Canada has seen its highest prices increase since a decade ago as home prices in Toronto continues to drive the real estate market upwards. In January the annual rate of national home price inflation in Canada rose to 13.0% from the 12.3% of the previous month.
Reports from the Teranet-National Bank Composite House Price Index indicate Toronto’s yearly national home price inflation increased to 20.9% from 19.7%.
In addition to buyers get restricted by high home prices in Toronto, many have been moving to the nearby Hamilton market leading to a 17.6% increase in January.
For many market spectators, the increase in home prices came as a result of more first-time buyers trying to get into the housing market at a time when the market was short in supply.
Deferring from this claim, David Madani, Senior Canada Economist at Capital Economics, in a note to his clients stated that first-time buyers should not be blamed for the hikes in home prices describing the claims as “red herring”. Instead he notes that home prices are being fueled by move-up buyer trying to save the value of their existing homes.

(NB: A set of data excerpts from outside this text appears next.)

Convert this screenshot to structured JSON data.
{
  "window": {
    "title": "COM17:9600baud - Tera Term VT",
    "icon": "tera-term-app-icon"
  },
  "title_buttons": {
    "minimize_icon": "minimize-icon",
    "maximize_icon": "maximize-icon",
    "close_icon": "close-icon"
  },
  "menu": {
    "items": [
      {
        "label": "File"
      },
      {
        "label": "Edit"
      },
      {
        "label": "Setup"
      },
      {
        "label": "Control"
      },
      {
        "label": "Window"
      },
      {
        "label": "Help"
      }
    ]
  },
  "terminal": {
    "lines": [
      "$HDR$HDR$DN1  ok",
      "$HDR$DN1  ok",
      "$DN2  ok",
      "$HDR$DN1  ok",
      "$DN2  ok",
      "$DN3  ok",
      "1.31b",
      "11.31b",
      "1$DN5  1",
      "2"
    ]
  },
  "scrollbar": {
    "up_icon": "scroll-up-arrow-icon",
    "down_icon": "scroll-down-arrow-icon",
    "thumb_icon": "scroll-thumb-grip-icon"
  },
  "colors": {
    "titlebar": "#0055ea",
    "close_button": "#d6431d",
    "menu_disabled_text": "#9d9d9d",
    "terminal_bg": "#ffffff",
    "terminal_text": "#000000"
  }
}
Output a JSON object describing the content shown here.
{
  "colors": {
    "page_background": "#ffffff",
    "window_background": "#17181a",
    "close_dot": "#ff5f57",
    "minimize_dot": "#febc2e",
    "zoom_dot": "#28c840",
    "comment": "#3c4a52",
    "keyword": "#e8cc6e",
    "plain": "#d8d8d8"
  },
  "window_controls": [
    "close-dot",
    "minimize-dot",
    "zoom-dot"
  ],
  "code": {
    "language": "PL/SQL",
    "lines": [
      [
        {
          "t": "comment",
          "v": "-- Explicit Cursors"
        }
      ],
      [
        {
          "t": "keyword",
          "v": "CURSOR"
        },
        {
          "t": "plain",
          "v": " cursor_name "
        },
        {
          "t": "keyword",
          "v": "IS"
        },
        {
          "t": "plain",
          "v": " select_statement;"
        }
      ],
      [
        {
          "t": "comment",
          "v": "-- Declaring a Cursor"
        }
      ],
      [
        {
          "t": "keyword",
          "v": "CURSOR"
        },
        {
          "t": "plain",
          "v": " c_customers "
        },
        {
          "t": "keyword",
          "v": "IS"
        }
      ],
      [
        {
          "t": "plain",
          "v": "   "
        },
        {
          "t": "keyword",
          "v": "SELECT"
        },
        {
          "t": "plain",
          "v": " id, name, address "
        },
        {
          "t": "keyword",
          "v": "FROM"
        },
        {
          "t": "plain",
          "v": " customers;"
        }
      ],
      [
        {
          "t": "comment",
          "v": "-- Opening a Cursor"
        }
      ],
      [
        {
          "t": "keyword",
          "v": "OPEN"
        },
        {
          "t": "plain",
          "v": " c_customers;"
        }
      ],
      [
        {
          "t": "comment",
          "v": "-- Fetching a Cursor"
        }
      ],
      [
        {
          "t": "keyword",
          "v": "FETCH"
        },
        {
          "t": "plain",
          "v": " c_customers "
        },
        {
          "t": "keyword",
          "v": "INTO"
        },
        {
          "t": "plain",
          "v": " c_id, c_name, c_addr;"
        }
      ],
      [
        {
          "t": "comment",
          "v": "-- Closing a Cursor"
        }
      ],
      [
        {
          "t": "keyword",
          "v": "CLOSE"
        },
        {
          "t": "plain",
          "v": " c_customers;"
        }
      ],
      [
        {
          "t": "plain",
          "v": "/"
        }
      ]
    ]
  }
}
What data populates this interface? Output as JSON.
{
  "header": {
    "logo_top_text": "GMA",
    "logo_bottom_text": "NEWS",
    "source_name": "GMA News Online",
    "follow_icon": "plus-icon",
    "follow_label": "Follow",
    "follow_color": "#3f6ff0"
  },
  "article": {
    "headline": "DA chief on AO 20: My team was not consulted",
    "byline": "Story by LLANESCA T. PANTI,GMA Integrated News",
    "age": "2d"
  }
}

According to Madani, first-time buyers do not earn enough income to drive home prices in Toronto, and his team presumes that first-time buyers only account for 20% of Toronto’s home sales.
Existing home owners trying to sell their properties are one of the major driving forces behind home prices and also the lack of home supplies as they are still holding on to their properties instead of listing them.
In addition, buyers are also responsible for price hikes, as some buyers want to buy numerous properties and this proves to be very difficult in a market short in supply.
Recent data show that 4.5% of homes in Toronto are left vacant which are about 99,000 homes.
Other real estate agents and local residents also agree to this fact stating that most buyers’ especially foreign buyers purchase real estate properties as investments rather than a place to reside. Hence many of these properties are left vacant for years, putting a hold to supply in the city.
An influx of foreign buyers implies an increase to the offer made on properties in Toronto thereby leading to increase in home prices.
According to Douglas Porter, the chief economist at Bank of Montreal Capital Market, putting aside all these issues, Toronto and other nearby markets are current going through a housing bubble.